El Perro se limpia con el papel que le traje de la cocina y me dice que quiere mostrarme algo. Ha grabado en su teléfono un video de la última camada de ovejeros alemanes de su criadero, al que se dedica en los ratos libres que le deja el estudio jurídico. Después de lavarse las manos y sacarse hasta el último resto de suciedad, me muestra el video de los perritos: miro cómo la mamá perra lame con insistencia a uno de sus cachorros y me pregunto qué del instinto le impide comérselo, cómo sabe que no es presa y es cría.

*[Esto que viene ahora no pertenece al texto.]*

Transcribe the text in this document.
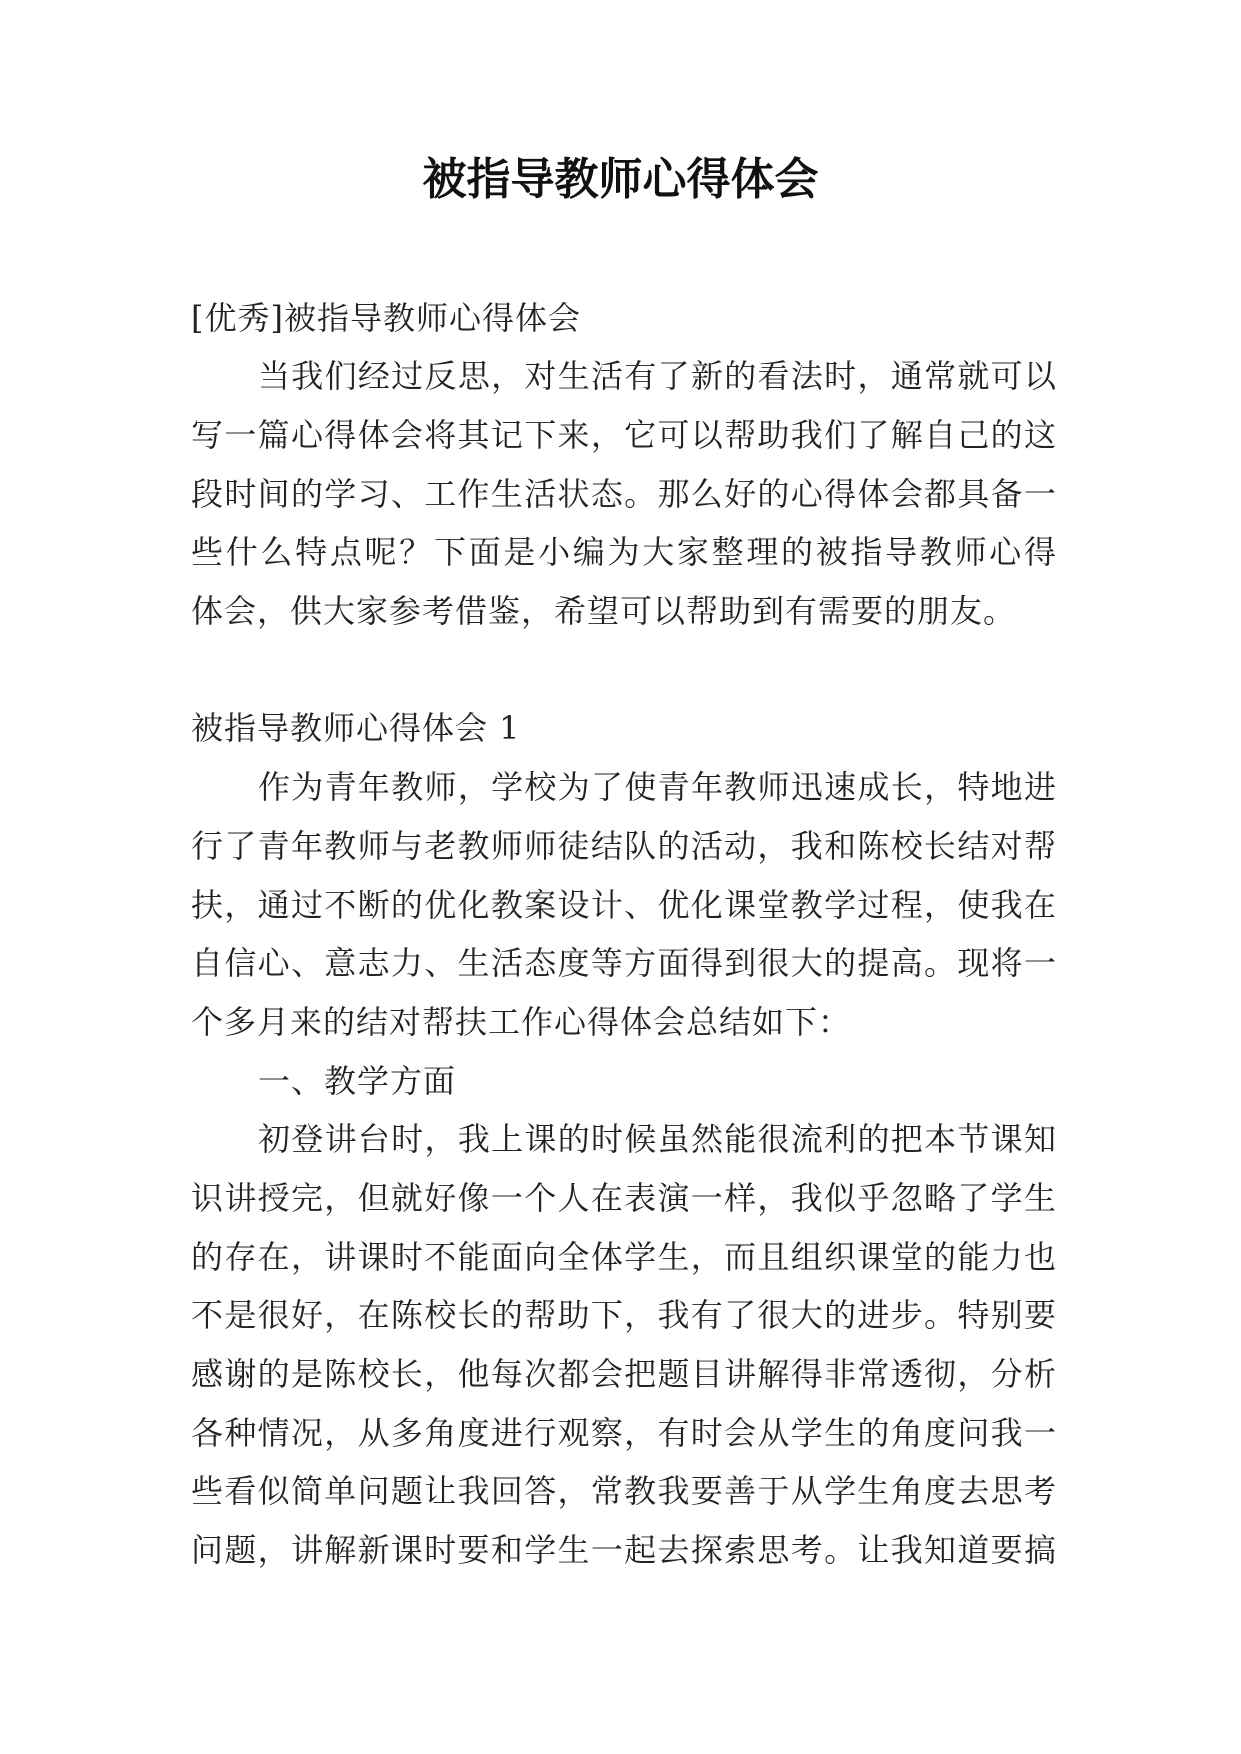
被指导教师心得体会
[优秀]被指导教师心得体会
当我们经过反思，对生活有了新的看法时，通常就可以
写一篇心得体会将其记下来，它可以帮助我们了解自己的这
段时间的学习、工作生活状态。那么好的心得体会都具备一
些什么特点呢？下面是小编为大家整理的被指导教师心得
体会，供大家参考借鉴，希望可以帮助到有需要的朋友。
被指导教师心得体会 1
作为青年教师，学校为了使青年教师迅速成长，特地进
行了青年教师与老教师师徒结队的活动，我和陈校长结对帮
扶，通过不断的优化教案设计、优化课堂教学过程，使我在
自信心、意志力、生活态度等方面得到很大的提高。现将一
个多月来的结对帮扶工作心得体会总结如下：
一、教学方面
初登讲台时，我上课的时候虽然能很流利的把本节课知
识讲授完，但就好像一个人在表演一样，我似乎忽略了学生
的存在，讲课时不能面向全体学生，而且组织课堂的能力也
不是很好，在陈校长的帮助下，我有了很大的进步。特别要
感谢的是陈校长，他每次都会把题目讲解得非常透彻，分析
各种情况，从多角度进行观察，有时会从学生的角度问我一
些看似简单问题让我回答，常教我要善于从学生角度去思考
问题，讲解新课时要和学生一起去探索思考。让我知道要搞
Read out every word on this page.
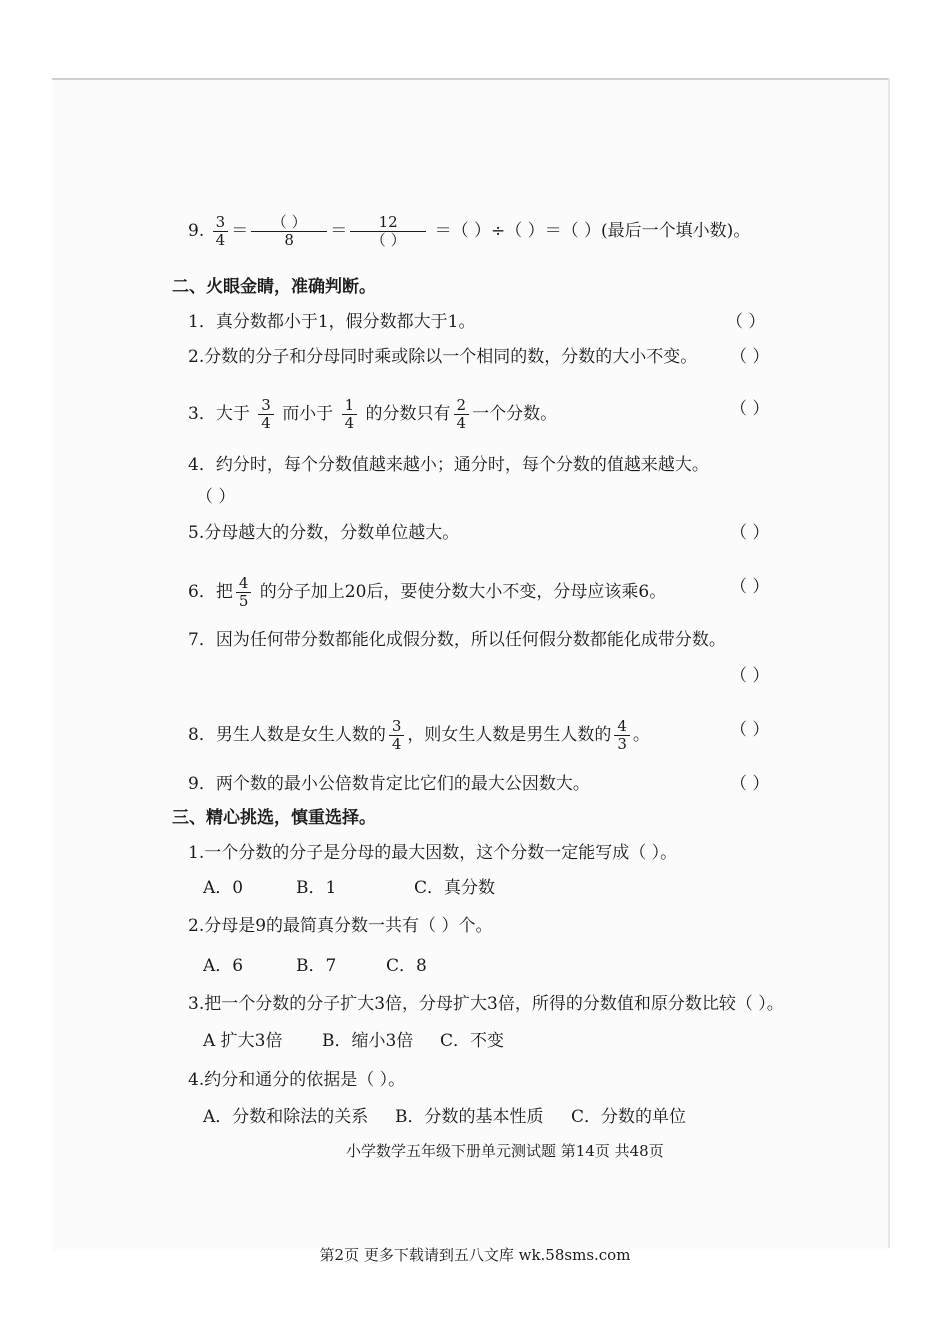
9. $\frac{3}{4} = \frac{( )}{8} = \frac{12}{( )}$ ＝（ ）÷（ ）＝（ ）(最后一个填小数)。
二、火眼金睛，准确判断。
1．真分数都小于1，假分数都大于1。	（ ）
2.分数的分子和分母同时乘或除以一个相同的数，分数的大小不变。 （ ）
3．大于 $\frac{3}{4}$ 而小于 $\frac{1}{4}$ 的分数只有 $\frac{2}{4}$ 一个分数。	（ ）
4．约分时，每个分数值越来越小；通分时，每个分数的值越来越大。
（ ）
5.分母越大的分数，分数单位越大。	（ ）
6．把 $\frac{4}{5}$ 的分子加上20后，要使分数大小不变，分母应该乘6。	（ ）
7．因为任何带分数都能化成假分数，所以任何假分数都能化成带分数。
（ ）
8．男生人数是女生人数的 $\frac{3}{4}$ ，则女生人数是男生人数的 $\frac{4}{3}$ 。	（ ）
9．两个数的最小公倍数肯定比它们的最大公因数大。	（ ）
三、精心挑选，慎重选择。
1.一个分数的分子是分母的最大因数，这个分数一定能写成（ ）。
A．0	B．1	C．真分数
2.分母是9的最简真分数一共有（ ）个。
A．6	B．7	C．8
3.把一个分数的分子扩大3倍，分母扩大3倍，所得的分数值和原分数比较（ ）。
A 扩大3倍 B．缩小3倍 C．不变
4.约分和通分的依据是（ ）。
A．分数和除法的关系 B．分数的基本性质 C．分数的单位
小学数学五年级下册单元测试题 第14页 共48页
第2页 更多下载请到五八文库 wk.58sms.com
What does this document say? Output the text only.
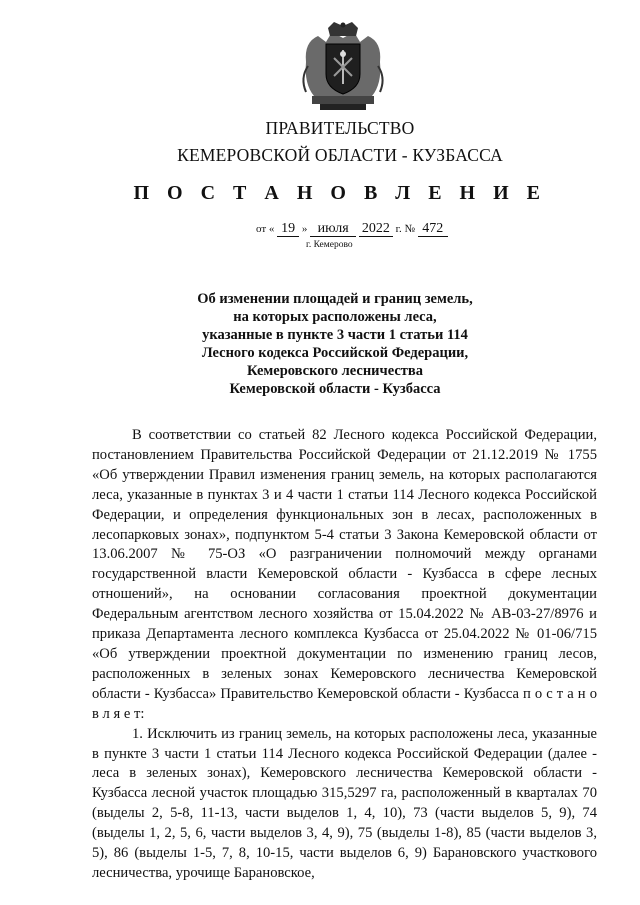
ПРАВИТЕЛЬСТВО
КЕМЕРОВСКОЙ ОБЛАСТИ - КУЗБАССА
П О С Т А Н О В Л Е Н И Е
от « 19 » июля 2022 г. № 472
г. Кемерово
Об изменении площадей и границ земель,
на которых расположены леса,
указанные в пункте 3 части 1 статьи 114
Лесного кодекса Российской Федерации,
Кемеровского лесничества
Кемеровской области - Кузбасса

В соответствии со статьей 82 Лесного кодекса Российской Федерации, постановлением Правительства Российской Федерации от 21.12.2019 № 1755 «Об утверждении Правил изменения границ земель, на которых располагаются леса, указанные в пунктах 3 и 4 части 1 статьи 114 Лесного кодекса Российской Федерации, и определения функциональных зон в лесах, расположенных в лесопарковых зонах», подпунктом 5-4 статьи 3 Закона Кемеровской области от 13.06.2007 № 75-ОЗ «О разграничении полномочий между органами государственной власти Кемеровской области - Кузбасса в сфере лесных отношений», на основании согласования проектной документации Федеральным агентством лесного хозяйства от 15.04.2022 № АВ-03-27/8976 и приказа Департамента лесного комплекса Кузбасса от 25.04.2022 № 01-06/715 «Об утверждении проектной документации по изменению границ лесов, расположенных в зеленых зонах Кемеровского лесничества Кемеровской области - Кузбасса» Правительство Кемеровской области - Кузбасса п о с т а н о в л я е т:

1. Исключить из границ земель, на которых расположены леса, указанные в пункте 3 части 1 статьи 114 Лесного кодекса Российской Федерации (далее - леса в зеленых зонах), Кемеровского лесничества Кемеровской области - Кузбасса лесной участок площадью 315,5297 га, расположенный в кварталах 70 (выделы 2, 5-8, 11-13, части выделов 1, 4, 10), 73 (части выделов 5, 9), 74 (выделы 1, 2, 5, 6, части выделов 3, 4, 9), 75 (выделы 1-8), 85 (части выделов 3, 5), 86 (выделы 1-5, 7, 8, 10-15, части выделов 6, 9) Барановского участкового лесничества, урочище Барановское,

El Perro está nervioso. El martes va a tener que ir a la comisaría. Odia la comisaría. Primera entrevista con un cliente. Un tipo que mató a su mujer, me dice. El Perro está furioso con su socio. Antes, el socio agarraba los casos penales y de familia y le dejaba los civiles. Esta vez no, esta vez el socio no quiso saber nada con ese cliente y se lo pasó a él. Un tipo que le metió tres tiros a su mujer, dice el Perro. La mujer agonizó, agonizó, agonizó y al final se murió, dice el Perro. Lo loco, dice el Perro, es que en su agonía tuvo un momento de lucidez en el que lograron reconciliarse, pese al arresto domiciliario de él -﷓que se lo había conseguido, por discapacidad, el defensor del pueblo, su defensor hasta ese momento-﷓ y a que el padre de ella montaba guardia día y noche para protegerla del marido violento. Ella le perdonó todo, lo llamó, volvieron a hablarse, un día parece que él no atendió el teléfono y que justo ese día ella se murió. O se mató. Ahora él está preso en la comisaría. Preso, viudo y hecho un despojo humano. No deberían tenerlo ahí pero tienen miedo de lo que le pueda pasar, dice el Perro. La historia es terrible pero al Perro lo que más le preocupa es qué corbata se va a poner el martes. Y me muestra una corbata, una corbata de seda que le regalaron. No tiene la corbata, la corbata está en su casa; me muestra la foto, en el teléfono. De segunda mano; nueva. Se la regaló la viuda de un coleccionista de arte que hacía negocios con él. El tipo nunca alcanzó a usarla. La mina, artista plástica; una locura para cuarenta, dice el Perro. ¿A vos te parece que esta corbata es del color exacto del cielo al amanecer?